On 19 September 2012, the Norton Rose Construction and Engineering team presented a breakfast briefing titled: “Financial Distress in Construction Projects: What happens when the wheels fall off?” 

This briefing identified the warnings signs of insolvency, what steps parties can take to minimise exposure, how best to respond to a party’s insolvency and the options available to prevent insolvency in the first place.

Following the collapse of hundreds of construction companies in Australia, the NSW Government has now released a Discussion and Issues Paper Inquiry into Construction Industry Insolvency in NSW (Issues Paper) in an attempt to address and protect the interests of subcontractors in the construction industry. 

The Issues Paper follows an annual report of corporate insolvencies released by ASIC in September 2012, ‘Insolvency statistics: External administrators’ reports 1 July 2011- 30 June 2012 ’.  These statistics confirmed that the construction industry had sustained the single highest number of insolvencies for the financial year 2011-12, with the construction industry accounting for 22.1% of the more than 10,000 insolvencies that occurred across Australia.
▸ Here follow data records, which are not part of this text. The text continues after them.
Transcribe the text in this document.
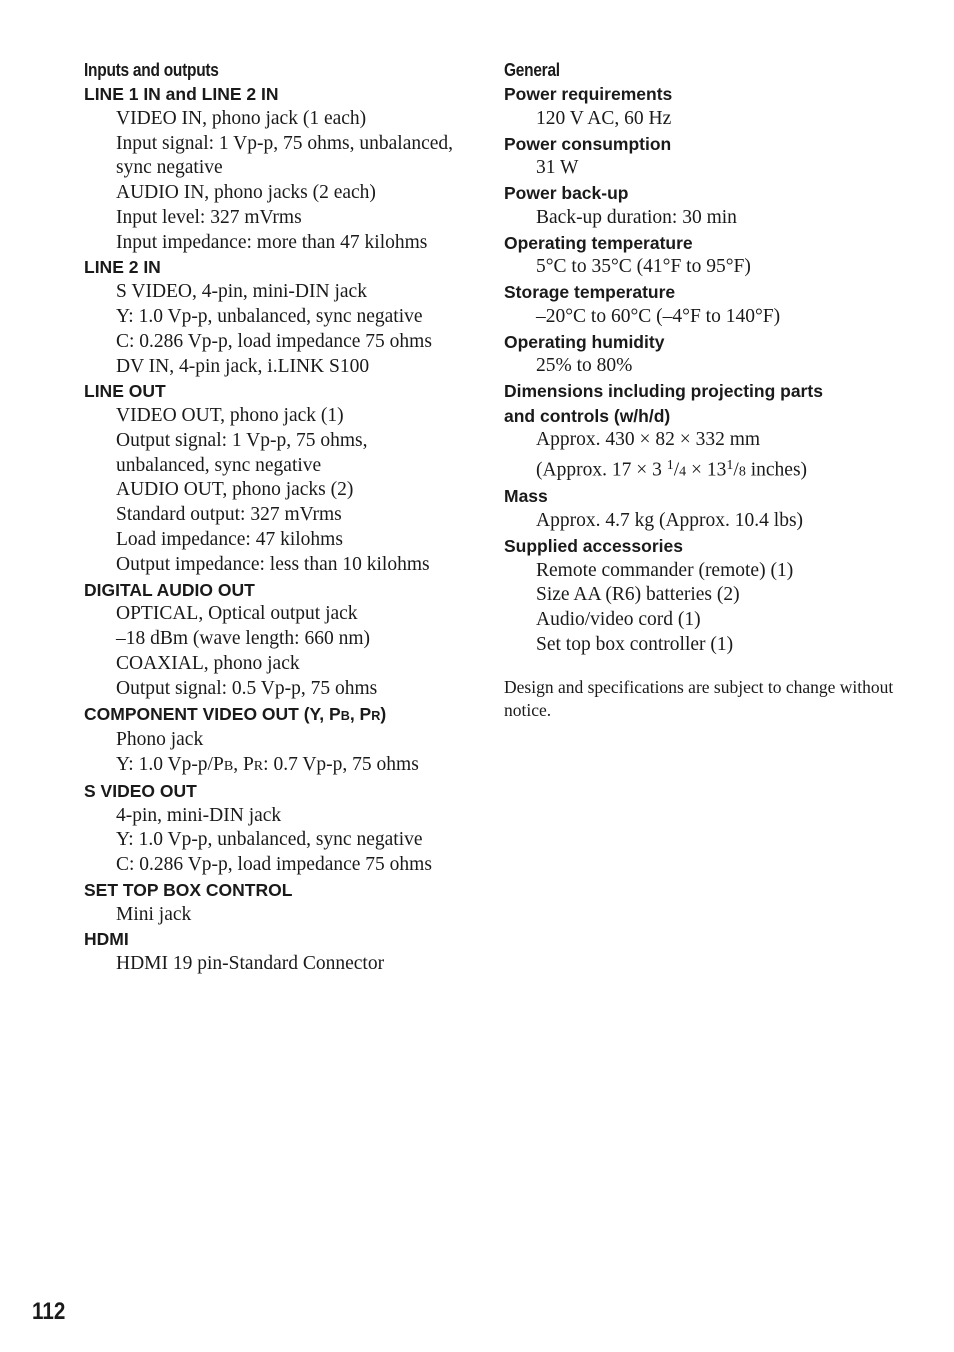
Inputs and outputs

LINE 1 IN and LINE 2 IN

VIDEO IN, phono jack (1 each)

Input signal: 1 Vp-p, 75 ohms, unbalanced,

sync negative

AUDIO IN, phono jacks (2 each)

Input level: 327 mVrms

Input impedance: more than 47 kilohms

LINE 2 IN

S VIDEO, 4-pin, mini-DIN jack

Y: 1.0 Vp-p, unbalanced, sync negative

C: 0.286 Vp-p, load impedance 75 ohms

DV IN, 4-pin jack, i.LINK S100

LINE OUT

VIDEO OUT, phono jack (1)

Output signal: 1 Vp-p, 75 ohms,

unbalanced, sync negative

AUDIO OUT, phono jacks (2)

Standard output: 327 mVrms

Load impedance: 47 kilohms

Output impedance: less than 10 kilohms

DIGITAL AUDIO OUT

OPTICAL, Optical output jack

–18 dBm (wave length: 660 nm)

COAXIAL, phono jack

Output signal: 0.5 Vp-p, 75 ohms

COMPONENT VIDEO OUT (Y, PB, PR)

Phono jack

Y: 1.0 Vp-p/PB, PR: 0.7 Vp-p, 75 ohms

S VIDEO OUT

4-pin, mini-DIN jack

Y: 1.0 Vp-p, unbalanced, sync negative

C: 0.286 Vp-p, load impedance 75 ohms

SET TOP BOX CONTROL

Mini jack

HDMI

HDMI 19 pin-Standard Connector

General

Power requirements

120 V AC, 60 Hz

Power consumption

31 W

Power back-up

Back-up duration: 30 min

Operating temperature

5°C to 35°C (41°F to 95°F)

Storage temperature

–20°C to 60°C (–4°F to 140°F)

Operating humidity

25% to 80%

Dimensions including projecting parts

and controls (w/h/d)

Approx. 430 × 82 × 332 mm

(Approx. 17 × 3 $^1/4 \times 13^1/8$ inches)

Mass

Approx. 4.7 kg (Approx. 10.4 lbs)

Supplied accessories

Remote commander (remote) (1)

Size AA (R6) batteries (2)

Audio/video cord (1)

Set top box controller (1)

Design and specifications are subject to change without notice.

112
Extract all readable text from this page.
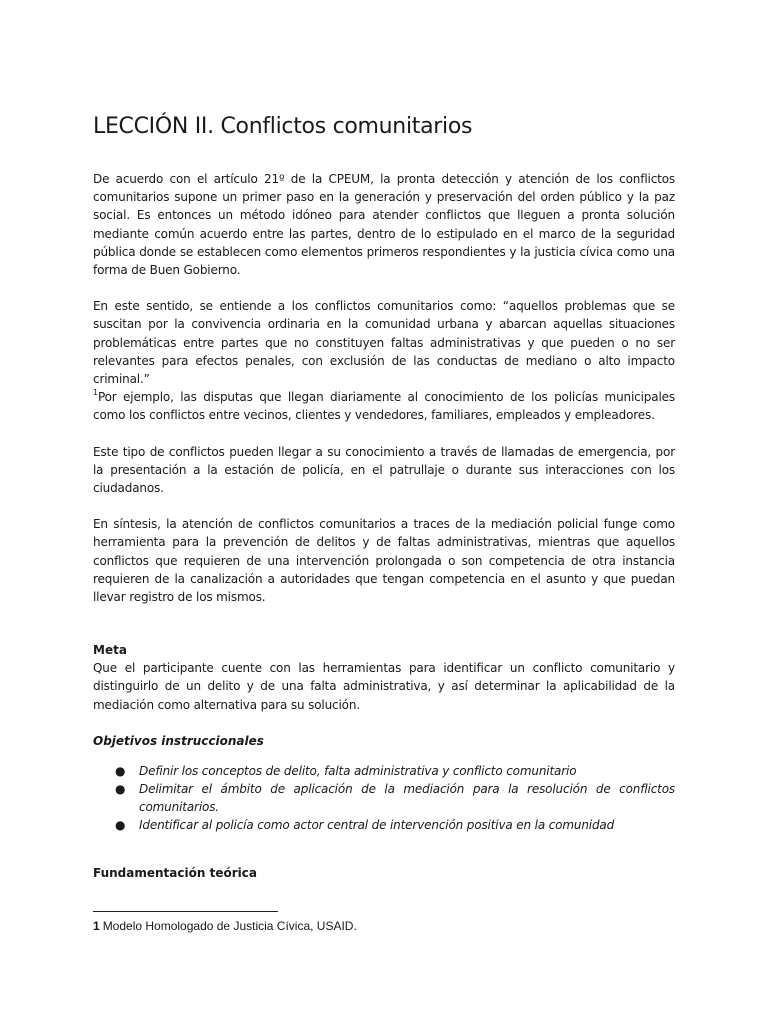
LECCIÓN II. Conflictos comunitarios

De acuerdo con el artículo 21º de la CPEUM, la pronta detección y atención de los conflictos comunitarios supone un primer paso en la generación y preservación del orden público y la paz social. Es entonces un método idóneo para atender conflictos que lleguen a pronta solución mediante común acuerdo entre las partes, dentro de lo estipulado en el marco de la seguridad pública donde se establecen como elementos primeros respondientes y la justicia cívica como una forma de Buen Gobierno.

En este sentido, se entiende a los conflictos comunitarios como: “aquellos problemas que se suscitan por la convivencia ordinaria en la comunidad urbana y abarcan aquellas situaciones problemáticas entre partes que no constituyen faltas administrativas y que pueden o no ser relevantes para efectos penales, con exclusión de las conductas de mediano o alto impacto criminal.”
$^1$Por ejemplo, las disputas que llegan diariamente al conocimiento de los policías municipales como los conflictos entre vecinos, clientes y vendedores, familiares, empleados y empleadores.

Este tipo de conflictos pueden llegar a su conocimiento a través de llamadas de emergencia, por la presentación a la estación de policía, en el patrullaje o durante sus interacciones con los ciudadanos.

En síntesis, la atención de conflictos comunitarios a traces de la mediación policial funge como herramienta para la prevención de delitos y de faltas administrativas, mientras que aquellos conflictos que requieren de una intervención prolongada o son competencia de otra instancia requieren de la canalización a autoridades que tengan competencia en el asunto y que puedan llevar registro de los mismos.

Meta

Que el participante cuente con las herramientas para identificar un conflicto comunitario y distinguirlo de un delito y de una falta administrativa, y así determinar la aplicabilidad de la mediación como alternativa para su solución.

Objetivos instruccionales
● Definir los conceptos de delito, falta administrativa y conflicto comunitario
● Delimitar el ámbito de aplicación de la mediación para la resolución de conflictos comunitarios.
● Identificar al policía como actor central de intervención positiva en la comunidad
Fundamentación teórica
1 Modelo Homologado de Justicia Cívica, USAID.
The Issues Paper addresses a wide range of issues affecting the construction industry in NSW.  Some of those key issues are as follows:

  • The extent and cause of insolvency in the construction industry in NSW – the two most common forms of business failure recorded by ASIC are poor strategic management of the business and inadequate cash flow or high cash use.
  • The effectiveness of trust arrangements in protecting subcontractor payments retained by a lead contractor or principal – construction trust fund provisions are considered as a potential protection that can be mandated in all construction contracts.  The Inquiry examined the statutory trust provisions in Ontario, Canada and the UK concept of Project Bank Accounts as example models for NSW legislative reform.
  • The options available for improving the priority given to unsecured creditors where the debt results from a subcontracting relationship – the Inquiry does not presently favour an amendments to the Corporations Act 2001 (Cth) so as to give unpaid subcontractors a preferred position in the ranks of creditors in an insolvency.
  • The opportunities available to simplify the debt collection processes – the Inquiry considered the establishment of a mechanism similar to the Consumer Trader and Tenancy Tribunal (CTTT) to provide a quick and efficient means of resolving such dispute.  It also considered the adoption of a legislative framework for prompt payment provisions.